MARA Holdings is expanding its digital infrastructure footprint with a deal to acquire a large powered land site in Matagorda County, Texas, about 90 miles southwest of Houston.

The company said the site spans more than 1,200 acres and is expected to provide access to an initial 1 GW of grid capacity by October 2027. Capacity could rise to 2 GW by April 2028.

MARA plans to develop the property through its partnership with Starwood Digital Ventures into a large-scale campus supporting high-performance computing, flexible compute operations, and bitcoin mining.

The market reacted sharply to the announcement. Shares of Nasdaq-listed MARA rose more than 13% after the deal was disclosed.

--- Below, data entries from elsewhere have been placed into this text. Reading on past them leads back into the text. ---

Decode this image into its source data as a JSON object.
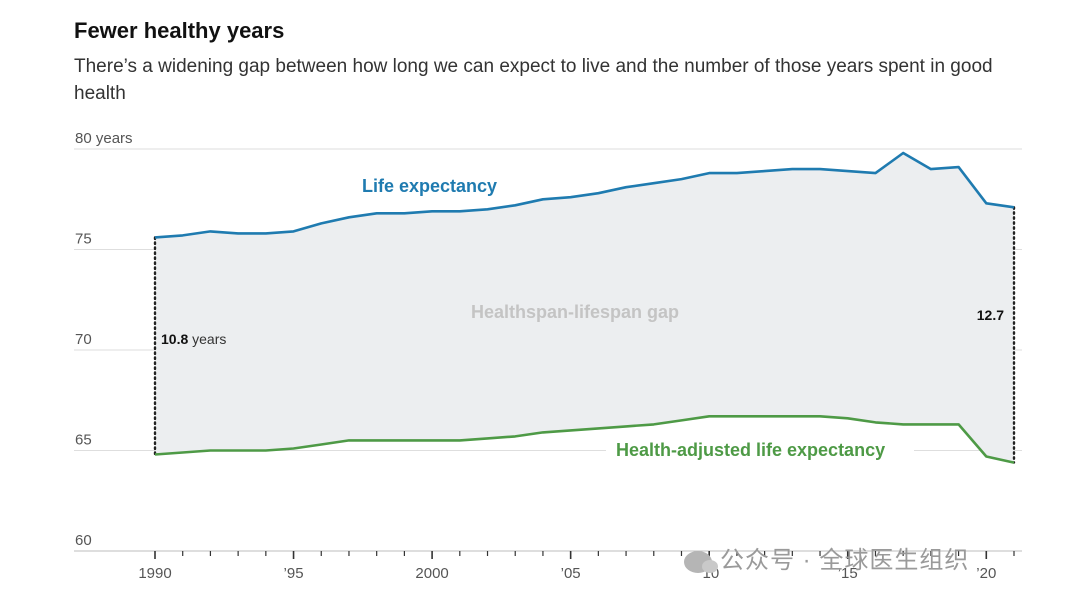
{
  "chart_data": {
    "type": "line",
    "title": "Fewer healthy years",
    "subtitle": "There’s a widening gap between how long we can expect to live and the number of those years spent in good health",
    "x": [
      1990,
      1991,
      1992,
      1993,
      1994,
      1995,
      1996,
      1997,
      1998,
      1999,
      2000,
      2001,
      2002,
      2003,
      2004,
      2005,
      2006,
      2007,
      2008,
      2009,
      2010,
      2011,
      2012,
      2013,
      2014,
      2015,
      2016,
      2017,
      2018,
      2019,
      2020,
      2021
    ],
    "series": [
      {
        "name": "Life expectancy",
        "label": "Life expectancy",
        "color": "#1f7bb0",
        "values": [
          75.6,
          75.7,
          75.9,
          75.8,
          75.8,
          75.9,
          76.3,
          76.6,
          76.8,
          76.8,
          76.9,
          76.9,
          77.0,
          77.2,
          77.5,
          77.6,
          77.8,
          78.1,
          78.3,
          78.5,
          78.8,
          78.8,
          78.9,
          79.0,
          79.0,
          78.9,
          78.8,
          79.8,
          79.0,
          79.1,
          77.3,
          77.1
        ]
      },
      {
        "name": "Health-adjusted life expectancy",
        "label": "Health-adjusted life expectancy",
        "color": "#4e9a46",
        "values": [
          64.8,
          64.9,
          65.0,
          65.0,
          65.0,
          65.1,
          65.3,
          65.5,
          65.5,
          65.5,
          65.5,
          65.5,
          65.6,
          65.7,
          65.9,
          66.0,
          66.1,
          66.2,
          66.3,
          66.5,
          66.7,
          66.7,
          66.7,
          66.7,
          66.7,
          66.6,
          66.4,
          66.3,
          66.3,
          66.3,
          64.7,
          64.4
        ]
      }
    ],
    "gap_label": "Healthspan-lifespan gap",
    "ylim": [
      60,
      80
    ],
    "y_ticks": [
      {
        "value": 80,
        "label": "80 years"
      },
      {
        "value": 75,
        "label": "75"
      },
      {
        "value": 70,
        "label": "70"
      },
      {
        "value": 65,
        "label": "65"
      },
      {
        "value": 60,
        "label": "60"
      }
    ],
    "x_ticks": [
      {
        "value": 1990,
        "label": "1990"
      },
      {
        "value": 1995,
        "label": "’95"
      },
      {
        "value": 2000,
        "label": "2000"
      },
      {
        "value": 2005,
        "label": "’05"
      },
      {
        "value": 2010,
        "label": "’10"
      },
      {
        "value": 2015,
        "label": "’15"
      },
      {
        "value": 2020,
        "label": "’20"
      }
    ],
    "annotations": {
      "start_gap_value": "10.8",
      "start_gap_unit": " years",
      "end_gap_value": "12.7"
    },
    "grid": true
  },
  "watermark": "公众号 · 全球医生组织"
}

The acquisition would significantly increase MARA’s long-term power capacity. Once fully energized, the site is expected to help lift the company’s potential portfolio capacity to about 4.8 GW, including the anticipated closing of MARA’s previously announced agreement to acquire Long Ridge Energy & Power.

MARA said the site has already received interest from potential high-performance computing tenants. If a lease is signed with an HPC customer, HIF will retain a minority ownership interest in the project.

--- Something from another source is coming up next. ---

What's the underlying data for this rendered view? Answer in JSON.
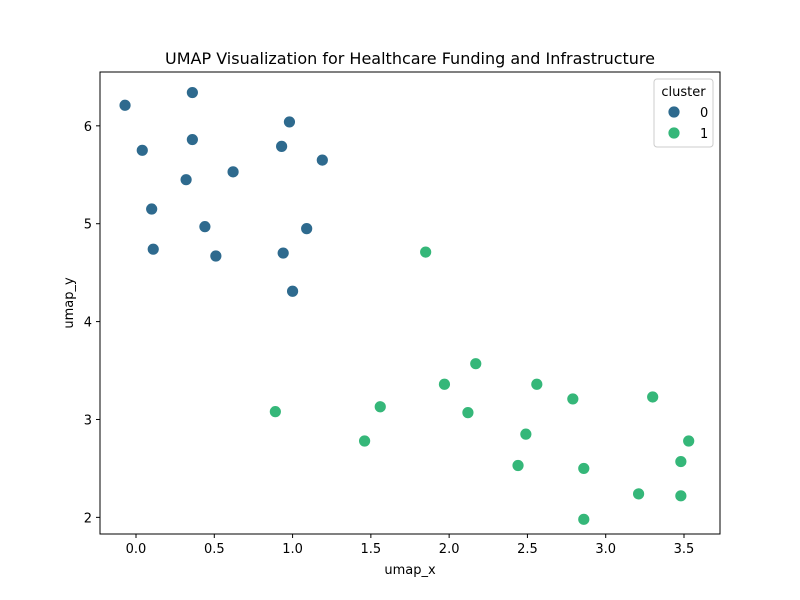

Fred Thiel, MARA’s chairman and CEO, said the deal advances the company’s strategy of securing infrastructure assets with access to reliable and scalable power. He commented:

This transaction advances our strategy of securing strategically located infrastructure assets capable of supporting high-performance compute and bitcoin workloads. We look forward to working with our partners at the site to deliver on the project buildout and drive long-term value for all our stakeholders.

As demand for AI and digital infrastructure accelerates, sites with large power allocations are becoming increasingly valuable. MARA is positioning itself to serve both bitcoin mining and compute-intensive enterprise workloads.

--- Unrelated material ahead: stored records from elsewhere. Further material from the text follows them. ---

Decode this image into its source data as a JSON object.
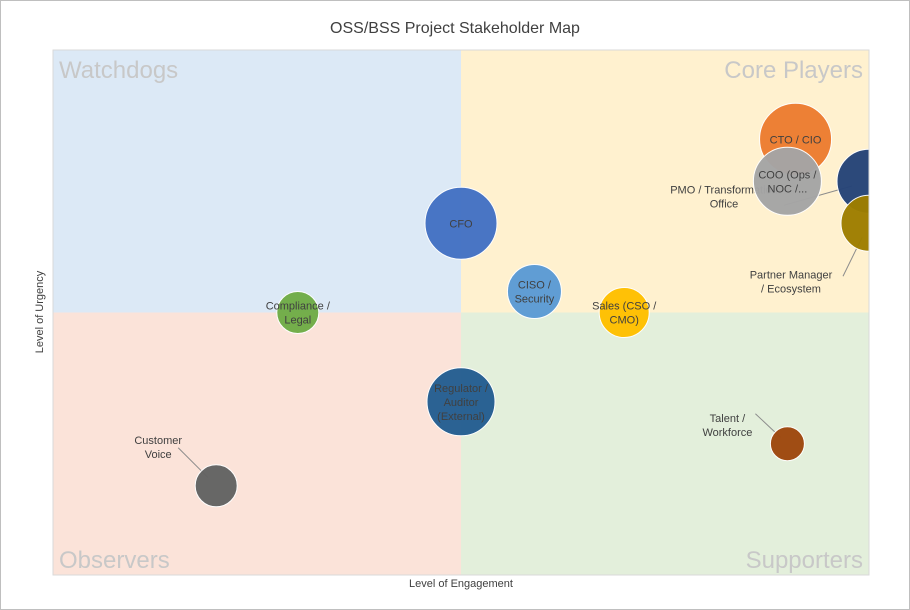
{
  "chart_data": {
    "type": "bubble",
    "title": "OSS/BSS Project Stakeholder Map",
    "xlabel": "Level of Engagement",
    "ylabel": "Level of Urgency",
    "xlim": [
      0,
      10
    ],
    "ylim": [
      0,
      10
    ],
    "grid": false,
    "quadrants": [
      {
        "name": "Watchdogs",
        "position": "top-left",
        "color": "#dce9f6"
      },
      {
        "name": "Core Players",
        "position": "top-right",
        "color": "#fff1cf"
      },
      {
        "name": "Observers",
        "position": "bottom-left",
        "color": "#fbe3d9"
      },
      {
        "name": "Supporters",
        "position": "bottom-right",
        "color": "#e3efdb"
      }
    ],
    "points": [
      {
        "label": "CTO / CIO",
        "x": 9.1,
        "y": 8.3,
        "size": 36,
        "color": "#ed7d31"
      },
      {
        "label": "COO (Ops / NOC /...",
        "x": 9.0,
        "y": 7.5,
        "size": 34,
        "color": "#a5a5a5"
      },
      {
        "label": "PMO / Transformation Office",
        "x": 10.0,
        "y": 7.5,
        "size": 32,
        "color": "#264478"
      },
      {
        "label": "Partner Manager / Ecosystem",
        "x": 10.0,
        "y": 6.7,
        "size": 28,
        "color": "#9e7e00"
      },
      {
        "label": "CFO",
        "x": 5.0,
        "y": 6.7,
        "size": 36,
        "color": "#4472c4"
      },
      {
        "label": "CISO / Security",
        "x": 5.9,
        "y": 5.4,
        "size": 27,
        "color": "#5b9bd5"
      },
      {
        "label": "Compliance / Legal",
        "x": 3.0,
        "y": 5.0,
        "size": 21,
        "color": "#70ad47"
      },
      {
        "label": "Sales (CSO / CMO)",
        "x": 7.0,
        "y": 5.0,
        "size": 25,
        "color": "#ffc000"
      },
      {
        "label": "Regulator / Auditor (External)",
        "x": 5.0,
        "y": 3.3,
        "size": 34,
        "color": "#255e91"
      },
      {
        "label": "Talent / Workforce",
        "x": 9.0,
        "y": 2.5,
        "size": 17,
        "color": "#9e480e"
      },
      {
        "label": "Customer Voice",
        "x": 2.0,
        "y": 1.7,
        "size": 21,
        "color": "#636363"
      }
    ]
  }
}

For HIF USA, the transaction allows the company to monetize infrastructure assets while retaining exposure to future development. HIF will continue its advanced fuels plans at other sites it controls in Texas and globally.

Renato Pereira, HIF USA’s CEO, said the project will support economic investment and jobs in Matagorda County. HIF has issued a notice to proceed with the construction of the switchyard needed to connect the site to the grid.

Phased construction of the digital infrastructure campus is expected to begin in 2026, subject to regulatory approvals.

MARA said the development is expected to support thousands of construction and permanent full-time jobs once completed. The company has already invested more than $1.2 billion in Texas and said it plans to continue significant investment in the state.

The deal underscores how major crypto miners are evolving into broader energy and compute infrastructure companies. For MARA, access to large-scale power is becoming the central asset, whether the end customer is a bitcoin network, an AI model developer or a high-performance computing tenant.